I have learned to bathe with a bucket and use water instead of toilet paper. I have learned to eat Punjabi style, rice and dal at each meal, chaaj after lunch, sweets like ladoos and burfi on special occasions and Tandoori paneer, sweet lassi and kulfi on very special occasions. I have gone to the local Shiva temple with them and distributed prasad to the poor. And I have gone to 5-stars with them for lunch.
They have taught me more about India and Indian culture than I could ever learn from travel, reading or studying. They have helped me choose my Indian outfits and accessories. They have loaned me shimmering saris to wear at family weddings. They have made appointments for me at the doctor and the beauty parlour. They have stayed up to open the door when I arrive late at night into Delhi. They have shared their memories of Delhi’s past with me, when the streets were empty, and families strolled together at India Gate eating ice cream. They have shared their enthusiasm for the seasons of Delhi, the magic of foggy winter mornings and the relief of summer rain, and made me see the city with poetic eyes.
Above all else, perhaps, I’ve been blessed with their understanding. They’ve put up with my cultural missteps. Unknowingly leaving a taxi waiting for 1 hour. Shutting doors to keep the sacred, cleansing smoke from fire pujas circulating. Wearing too-revealing clothes in the house, in front of the servants. Giving culturally incorrect gifts.
And worse, they’ve put up with my sometimes unreasonable behaviour as I’ve struggled with the frustrations of life in India. Unlike Canada, the power is not always continuous, the water is not always flowing, and local services and business are not always reliable. And in the early days especially, I was not always graceful about accepting and adjusting. I was still trying to get things done Canadian-style.

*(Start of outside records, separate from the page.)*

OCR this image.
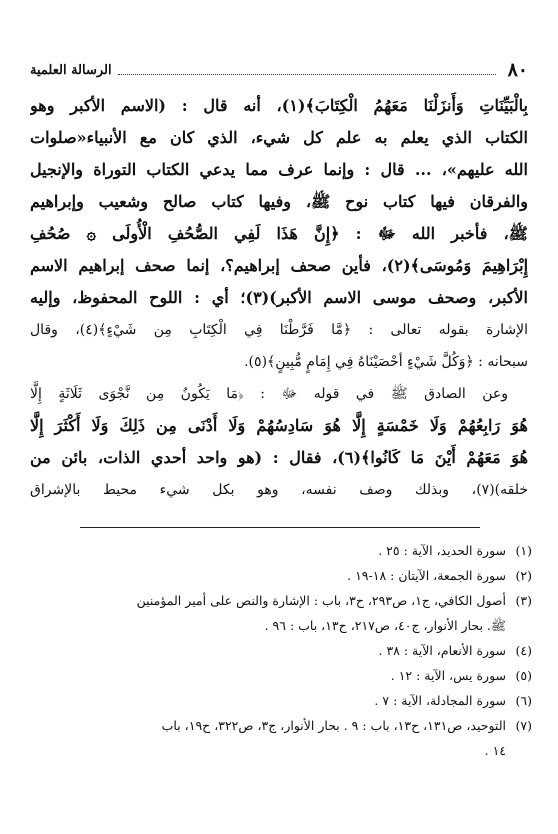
٨٠
الرسالة العلمية
بِالْبَيِّنَاتِ وَأَنزَلْنَا مَعَهُمُ الْكِتَابَ﴾(١)، أنه قال : (الاسم الأكبر وهو
الكتاب الذي يعلم به علم كل شيء، الذي كان مع الأنبياء«صلوات
الله عليهم»، ... قال : وإنما عرف مما يدعي الكتاب التوراة والإنجيل
والفرقان فيها كتاب نوح ﷺ، وفيها كتاب صالح وشعيب وإبراهيم
ﷺ، فأخبر الله ﷻ : ﴿إِنَّ هَذَا لَفِي الصُّحُفِ الْأُولَى ۞ صُحُفِ
إِبْرَاهِيمَ وَمُوسَى﴾(٢)، فأين صحف إبراهيم؟، إنما صحف إبراهيم الاسم
الأكبر، وصحف موسى الاسم الأكبر)(٣)؛ أي : اللوح المحفوظ، وإليه
الإشارة بقوله تعالى : ﴿مَّا فَرَّطْنَا فِي الْكِتَابِ مِن شَيْءٍ﴾(٤)، وقال
سبحانه : ﴿وَكُلَّ شَيْءٍ أحْصَيْنَاهُ فِي إِمَامٍ مُّبِينٍ﴾(٥).
وعن الصادق ﷺ في قوله ﷻ : ﴿مَا يَكُونُ مِن نَّجْوَى ثَلَاثَةٍ إِلَّا
هُوَ رَابِعُهُمْ وَلَا خَمْسَةٍ إِلَّا هُوَ سَادِسُهُمْ وَلَا أَدْنَى مِن ذَلِكَ وَلَا أَكْثَرَ إِلَّا
هُوَ مَعَهُمْ أَيْنَ مَا كَانُوا﴾(٦)، فقال : (هو واحد أحدي الذات، بائن من
خلقه)(٧)، وبذلك وصف نفسه، وهو بكل شيء محيط بالإشراق
(١)سورة الحديد، الآية : ٢٥ .
(٢)سورة الجمعة، الآيتان : ١٨-١٩ .
(٣)أصول الكافي، ج١، ص٢٩٣، ح٣، باب : الإشارة والنص على أمير المؤمنين
ﷺ. بحار الأنوار، ج٤٠، ص٢١٧، ح١٣، باب : ٩٦ .
(٤)سورة الأنعام، الآية : ٣٨ .
(٥)سورة يس، الآية : ١٢ .
(٦)سورة المجادلة، الآية : ٧ .
(٧)التوحيد، ص١٣١، ح١٣، باب : ٩ . بحار الأنوار، ج٣، ص٣٢٢، ح١٩، باب
١٤ .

When I arrive in Delhi on each trip, I am loaded with one or two big bags, and I leave these in the house while I travel with much smaller bags or my small-ish backpack. In fact, my backpack has been in their storage room for years! Though three generations are crowded into a mid-sized apartment (actually, it’s quite large by Delhi standards), they always make room for me. While a Canadian might judge whether they have space in material terms, in India, and in this family, the space is in the heart.
If there is space in the heart for someone, there will always be space in the house.
This is one of the most important things I have learned in all the 10 years I have lived and travelled in India. And this is something this family has taught me through all the trials and tribulations of life we have gone through together. There is an aspect to my association with this family that has been stressful and challenging, and that is too personal to reveal in a public blog. Suffice to say, it has taught me the strength of commitment, the searing nature of love, the unexpected surprises of culture clash … and … perhaps … just a little wisdom.
Under the glaring light of India’s sun, my relationship with this South Delhi family is a tower and a beacon and reduces into insignificance many of the trivialities of travel in India and my career as a travel writer and blogger.
Maybe someday I will tell the story about how I discovered the real India.